President Joko “Jokowi” Widodo suggested during the 2019 national meeting of the Indonesian Young Entrepreneurs Association (Hipmi) last September that the nation’s middle class would double in number by 2020, reaching approximately 140 million people.

Although businesses seemed to welcome this news with excitement along with plans to capitalize on the growing potential, such demands to be met do not only revolve around perishables or lifestyle-related consumption.

A good few million people will prosper enough to graduate from poor to middle class and will no longer be eligible for government subsidies in many categories of basic needs, including and especially in housing.

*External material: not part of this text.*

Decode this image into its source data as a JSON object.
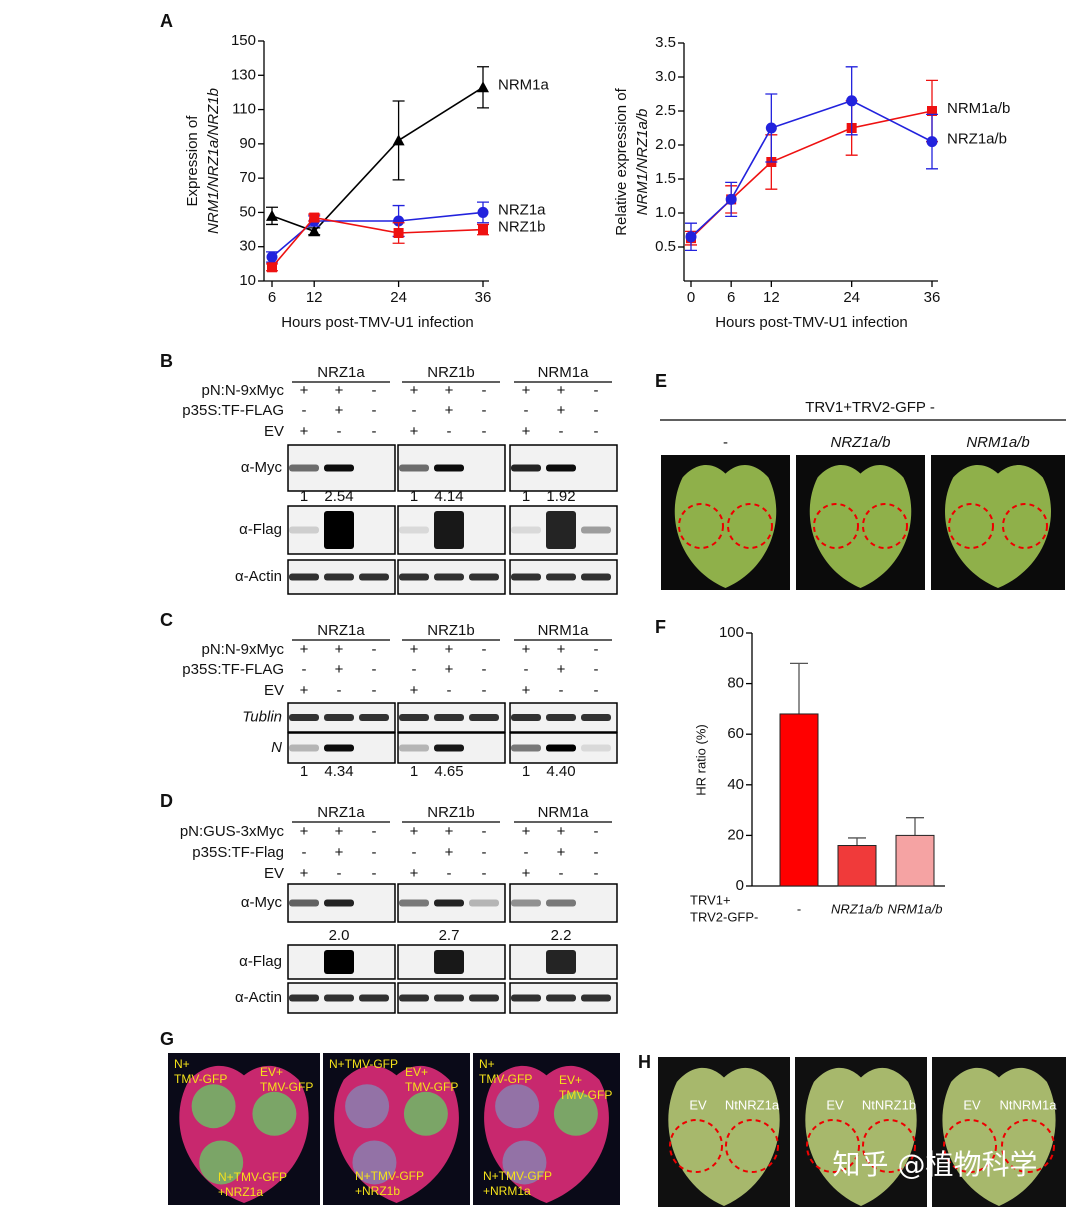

Although graduating from the low income group shows a significant increase in prosperity, the loss of eligibility to apply for government-subsidized housing could mean that millions of households will be put straight on the already abysmally long housing backlog list.

The housing crisis for the middle class is not an issue unique to Indonesia, or even to developing nations. Countries like the United States and the United Kingdom are slowly realizing that the middle class and aspiring middle class are priced out of big cities and forced to either live in the suburbs — therefore creating even more urban sprawl and having to endure long commutes to their daily jobs — or spend more than half of their income on rent.

The mathematics of this is quite straightforward. The smallest type of landed housing in major Indonesian cities is priced at Rp 500 million (US$36,615) to Rp 600 million. A Rp 550 million house with a 10 percent down payment and 9 percent interest (with 13.5 percent floating interest) requires aspiring homebuyers to prepare nearly Rp 100 million for a first payment and shell out more than Rp 4.5 million a month for the next 20 years.